Moment to moment play involves manically thrusting the Wii-mote in front of you with the vague intention of stringing together a combo. Horizontal motions result in horizontal slashes and vertical - unsurprisingly - vertical. If your special meter has enough juice, you can use the Z-button to fire off a few projectile attacks, while the A-button is reserved for special moves. Each character has one unique attack, but it's executed in exactly the same way for each character. There are no grabs, throws or elaborate combos to master, just a limited set of moves shared between each character. After enduring a few matches of this, things start to get desperately dull.
Attempting to make things slightly more interesting is a perk system, with orbs that can be equipped in between matches for different bonuses.

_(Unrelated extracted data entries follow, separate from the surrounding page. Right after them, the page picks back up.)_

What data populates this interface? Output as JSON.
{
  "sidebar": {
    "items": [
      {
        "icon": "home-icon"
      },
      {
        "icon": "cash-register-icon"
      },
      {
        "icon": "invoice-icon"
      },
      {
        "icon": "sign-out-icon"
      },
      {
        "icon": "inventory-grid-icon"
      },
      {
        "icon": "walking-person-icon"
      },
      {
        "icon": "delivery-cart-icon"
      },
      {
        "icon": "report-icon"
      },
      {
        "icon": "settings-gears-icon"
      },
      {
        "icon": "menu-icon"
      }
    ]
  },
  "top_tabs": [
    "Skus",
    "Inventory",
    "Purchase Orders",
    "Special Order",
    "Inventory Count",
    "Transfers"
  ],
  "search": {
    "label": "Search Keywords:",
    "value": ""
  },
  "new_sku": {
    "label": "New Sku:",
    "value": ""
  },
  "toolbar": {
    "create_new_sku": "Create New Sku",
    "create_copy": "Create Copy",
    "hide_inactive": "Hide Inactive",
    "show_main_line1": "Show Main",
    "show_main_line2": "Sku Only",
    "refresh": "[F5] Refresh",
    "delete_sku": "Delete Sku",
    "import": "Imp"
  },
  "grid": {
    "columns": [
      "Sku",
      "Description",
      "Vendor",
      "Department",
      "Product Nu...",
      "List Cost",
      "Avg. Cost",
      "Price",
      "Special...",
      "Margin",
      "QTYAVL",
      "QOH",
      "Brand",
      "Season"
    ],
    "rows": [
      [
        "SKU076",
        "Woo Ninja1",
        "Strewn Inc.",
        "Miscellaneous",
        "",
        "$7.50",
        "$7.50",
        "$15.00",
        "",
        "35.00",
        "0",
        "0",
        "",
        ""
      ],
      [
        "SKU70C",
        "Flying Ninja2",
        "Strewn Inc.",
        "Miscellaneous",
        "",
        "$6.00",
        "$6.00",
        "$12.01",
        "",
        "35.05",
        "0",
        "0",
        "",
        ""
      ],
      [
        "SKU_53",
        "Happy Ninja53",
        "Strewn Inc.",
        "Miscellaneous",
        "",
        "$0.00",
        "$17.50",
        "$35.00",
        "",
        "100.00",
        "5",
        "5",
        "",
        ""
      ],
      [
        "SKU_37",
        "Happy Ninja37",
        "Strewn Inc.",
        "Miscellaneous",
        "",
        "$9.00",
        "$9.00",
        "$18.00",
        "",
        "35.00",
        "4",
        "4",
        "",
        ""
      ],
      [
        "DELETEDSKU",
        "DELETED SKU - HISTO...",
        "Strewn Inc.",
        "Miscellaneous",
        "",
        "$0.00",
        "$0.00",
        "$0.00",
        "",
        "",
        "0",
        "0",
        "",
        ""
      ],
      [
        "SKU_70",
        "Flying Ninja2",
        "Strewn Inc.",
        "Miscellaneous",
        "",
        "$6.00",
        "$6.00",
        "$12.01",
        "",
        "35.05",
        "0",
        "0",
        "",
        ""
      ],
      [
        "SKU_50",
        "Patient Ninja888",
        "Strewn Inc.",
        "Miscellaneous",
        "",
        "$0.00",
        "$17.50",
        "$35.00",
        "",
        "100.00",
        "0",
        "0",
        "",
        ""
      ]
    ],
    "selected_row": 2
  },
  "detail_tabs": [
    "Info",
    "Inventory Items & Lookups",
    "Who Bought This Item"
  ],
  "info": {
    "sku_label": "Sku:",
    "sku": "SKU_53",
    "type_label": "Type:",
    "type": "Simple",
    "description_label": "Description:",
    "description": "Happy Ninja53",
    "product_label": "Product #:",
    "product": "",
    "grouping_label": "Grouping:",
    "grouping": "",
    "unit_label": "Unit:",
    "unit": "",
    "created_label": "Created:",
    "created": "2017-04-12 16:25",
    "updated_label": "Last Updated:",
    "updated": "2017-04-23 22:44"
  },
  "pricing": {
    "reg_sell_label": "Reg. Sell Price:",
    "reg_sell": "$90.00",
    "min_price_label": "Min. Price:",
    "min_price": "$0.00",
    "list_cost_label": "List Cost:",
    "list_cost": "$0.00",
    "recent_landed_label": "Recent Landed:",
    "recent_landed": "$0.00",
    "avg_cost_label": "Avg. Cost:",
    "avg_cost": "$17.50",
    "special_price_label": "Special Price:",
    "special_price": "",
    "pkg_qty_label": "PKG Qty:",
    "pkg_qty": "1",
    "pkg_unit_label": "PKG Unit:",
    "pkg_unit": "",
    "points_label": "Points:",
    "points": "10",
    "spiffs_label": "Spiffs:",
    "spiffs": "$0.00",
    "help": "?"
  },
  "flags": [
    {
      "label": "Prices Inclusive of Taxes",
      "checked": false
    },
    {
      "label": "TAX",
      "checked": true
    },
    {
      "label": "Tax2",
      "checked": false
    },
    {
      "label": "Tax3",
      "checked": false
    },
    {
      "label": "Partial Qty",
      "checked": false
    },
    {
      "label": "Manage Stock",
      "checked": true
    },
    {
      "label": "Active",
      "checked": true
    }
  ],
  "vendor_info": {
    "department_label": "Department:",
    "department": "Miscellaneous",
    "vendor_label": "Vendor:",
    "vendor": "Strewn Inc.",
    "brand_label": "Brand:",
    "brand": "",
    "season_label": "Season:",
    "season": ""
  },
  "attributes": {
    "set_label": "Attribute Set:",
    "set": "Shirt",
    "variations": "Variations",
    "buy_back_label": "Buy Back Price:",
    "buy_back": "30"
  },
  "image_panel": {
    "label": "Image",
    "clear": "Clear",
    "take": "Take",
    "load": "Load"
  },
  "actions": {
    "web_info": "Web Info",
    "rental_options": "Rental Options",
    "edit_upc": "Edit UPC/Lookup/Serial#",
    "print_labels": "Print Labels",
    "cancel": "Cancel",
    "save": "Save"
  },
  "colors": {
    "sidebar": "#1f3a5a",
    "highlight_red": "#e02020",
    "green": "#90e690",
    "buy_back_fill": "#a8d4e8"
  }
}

One such perk might invoke a higher critical hit ratio, or increase speed - but this fails to add that much depth to the overall experience.
Perhaps the worst thing about Tournament of Legends is the female commentator that feels compelled to announce each character's name when you hover over them in the character select screen. This isn't too bad in itself, but the exact same voice sample is used when she introduces a match. "Bravehoof.....versus.....Marcus" she'll say, but in a horribly disjointed tone. It sounds like one of those automated telephone lines, with sentences that are painfully constructed from words of contrasting intonations. This, in part, is why the game feels so horrendously dated, and made my ears bleed every time I heard it.
Tournament of Legends isn't a broken game, but it's not the least bit enjoyable either. It ditches the tried and tested formula of similar fighting games in favour of strange new conventions that simply spoil the experience. With Capcom's Street Fighter IV kick-starting a fighting renaissance, tripe such as this only serves to drag the genre back into the dark ages. Avoid.